Lead up to the World Champs
25 August 2023
By Paul Neazor

In a couple of days or so the biggest bowls event of the year kicks off. With a tip of the cap to Royal Oak, it’s not their Year 1-5 Pairs comp; rather, it’s the World Bowls Championship on the Gold Coast. And I’m going to be there, taking it all in.

At this point, I deftly avoid the hail of rotten tomatoes, dodgy eggs and half-chewed Brussels sprouts flying out of the crowd and start thinking about what might unfold right in front of my eyes.

The first thing – a no-brainer here – is some outstanding bowls, played by a lot of people who make the game look ridiculously easy. It’s going to be an education watching players I’ve only seen on telly, including Alex Marshall, Paul Foster, Katherine Rednall, the Aussie Aarons (and Aron), and a whole host of others from rink side. These days many of them play a lot more on indoor carpet surfaces than on grass, but they won’t have too much trouble adjusting.

It will be interesting to see how their opponents go about the task of dealing with them. No doubt a few will be overly nervous until the score is climbing rapidly, but others will hook in with a will and see what they can shake loose. The one thing I think we can be sure of is that the big names won’t get a cushy path into the playoffs.

That said, one would expect the last eight will be mainly from the established bowling nations – Australia, New Zealand, the four main British nations and, these days, Malaysia. It’s not going to be possible they all make it in every event, but you’d bank on four or five from those countries getting through in most disciplines.

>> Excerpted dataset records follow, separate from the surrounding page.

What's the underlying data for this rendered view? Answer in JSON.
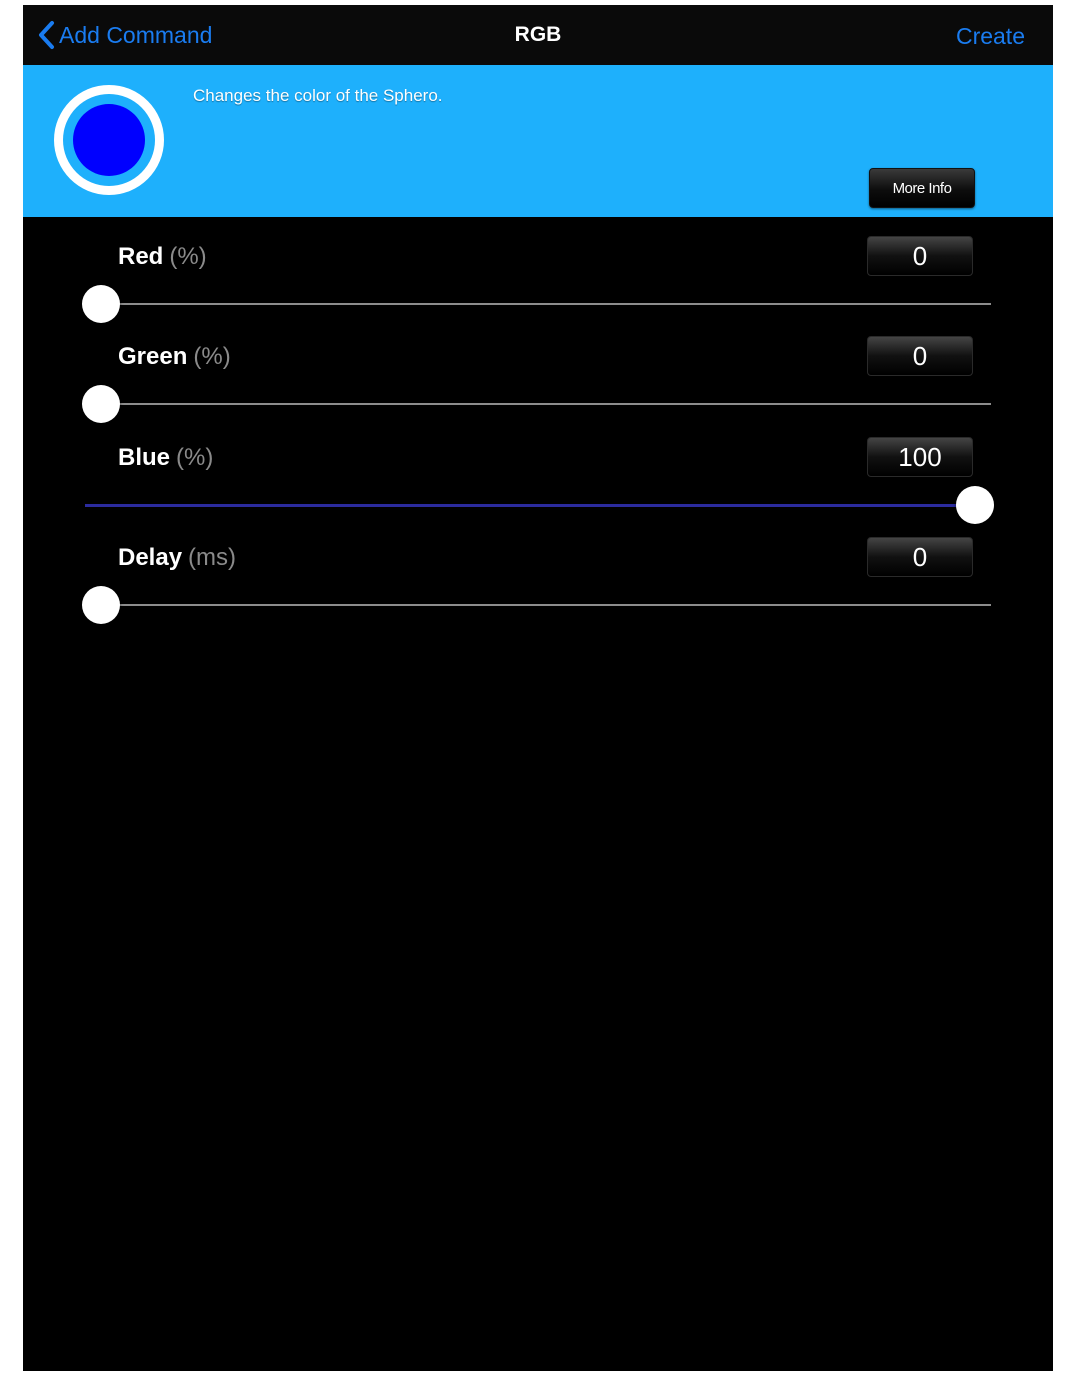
{
  "nav": {
    "back_label": "Add Command",
    "title": "RGB",
    "create_label": "Create"
  },
  "banner": {
    "description": "Changes the color of the Sphero.",
    "more_info_label": "More Info",
    "icon": "sphere-color-icon",
    "background_color": "#1eb0fc",
    "sphere_color": "#0000ff"
  },
  "controls": [
    {
      "label": "Red",
      "unit": "(%)",
      "value": "0",
      "fraction": 0.0
    },
    {
      "label": "Green",
      "unit": "(%)",
      "value": "0",
      "fraction": 0.0
    },
    {
      "label": "Blue",
      "unit": "(%)",
      "value": "100",
      "fraction": 1.0
    },
    {
      "label": "Delay",
      "unit": "(ms)",
      "value": "0",
      "fraction": 0.0
    }
  ],
  "colors": {
    "accent": "#1a7cf0",
    "slider_fill": "#2b2b9e",
    "track": "#8c8c8c"
  }
}
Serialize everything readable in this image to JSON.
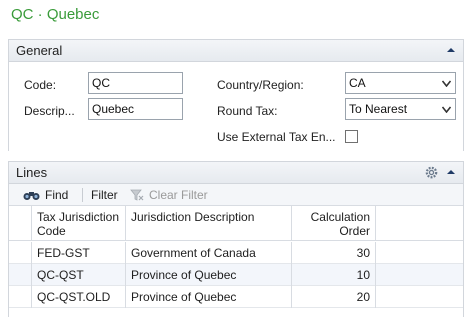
{
  "page": {
    "title": "QC · Quebec"
  },
  "general": {
    "title": "General",
    "code_label": "Code:",
    "code_value": "QC",
    "description_label": "Descrip...",
    "description_value": "Quebec",
    "country_label": "Country/Region:",
    "country_value": "CA",
    "round_tax_label": "Round Tax:",
    "round_tax_value": "To Nearest",
    "external_tax_label": "Use External Tax En...",
    "external_tax_checked": false
  },
  "lines": {
    "title": "Lines",
    "toolbar": {
      "find": "Find",
      "filter": "Filter",
      "clear_filter": "Clear Filter"
    },
    "columns": {
      "tax_jurisdiction_code": "Tax Jurisdiction Code",
      "jurisdiction_description": "Jurisdiction Description",
      "calculation_order": "Calculation Order"
    },
    "rows": [
      {
        "code": "FED-GST",
        "description": "Government of Canada",
        "order": "30"
      },
      {
        "code": "QC-QST",
        "description": "Province of Quebec",
        "order": "10"
      },
      {
        "code": "QC-QST.OLD",
        "description": "Province of Quebec",
        "order": "20"
      }
    ]
  },
  "icons": {
    "general_chevron": "chevron-up-icon",
    "lines_chevron": "chevron-up-icon",
    "lines_settings": "gear-icon",
    "find": "binoculars-icon",
    "clear_filter": "funnel-x-icon",
    "select_caret": "caret-down-icon"
  },
  "colors": {
    "title_green": "#3a9b3a",
    "header_bg": "#e6eaef",
    "alt_row": "#f3f6fb"
  }
}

I’ll be fascinated to see how the teams on the outside of the leading nations but who are powers in their own regions will get on. As the Oceania Challenge showed us in April, the Cook Islands had a fair claim to be considered the best team in the region behind Aotearoa Maori and New Zealand Under-26, so I’ll be keeping a close eye on them to see how they go.

Others in the same boat will be some of the African nations including South Africa, who used to be a powerhouse back in the day, Asian up-and-comers in the Philippines and India, and possibly Canada and the USA, neither of which is a real hotbed of the sport.

And speaking of bowlers from unlikely places, there are a lot of European nations we would not think of as bowling countries that will be on the Gold Coast; it would be doubtful too many Auckland bowlers have had a roll-up (we’re talking bowling greens here) in Sweden or Switzerland or Czechia or Spain or the Netherlands, but all are sending teams.

I’m looking forward to seeing which players take a stride to the front, especially those from the countries we’ve just been discussing. Invitations to big tournaments, sponsorships, wider recognition and other possible benefits await those who grasp the opportunity. Some will, for sure; at this point, we don’t know who or how many, that’s all.

I wonder whether Ryan Bester can drive harder than Teora Turua. We don’t actually get the chance to find out in a head-to-head go, but word will get around and there may be a couple of others who get a mention as well. That might be the bowling equivalent of the Home Run Derby. It always thrills the crowd – especially those immediately behind the rink.

I’ll be interested to see the bounce-back from the New Zealand players who went to Birmingham in 2022 and never seemed to hit their straps on those 12-second puddings they had to contend with. The familiar Australian surfaces will be much more to the Kiwis’ liking, so expect a greatly improved showing.

As much as anything, I’m looking forward to checking out all the famous Gold Coast clubs where the tournament is being held. I’ve not been to any of them before now but they’ll be the same as any big Australian sports club – awesome facilities funded in a big way by the lines of one-armed bandits, as the pokies used to be called. When you see ‘Green 4, Rink 27’ appearing in your draw, you know you’re at a substantial facility.

And finally, it’s going to be nice being back among the Aussies again. Brash, dismissive and loud they can be, but they love their sport, winners, and sharing a beer afterwards. Once you get the hang of it, they’re a good bunch.

It promises to be an outstanding event.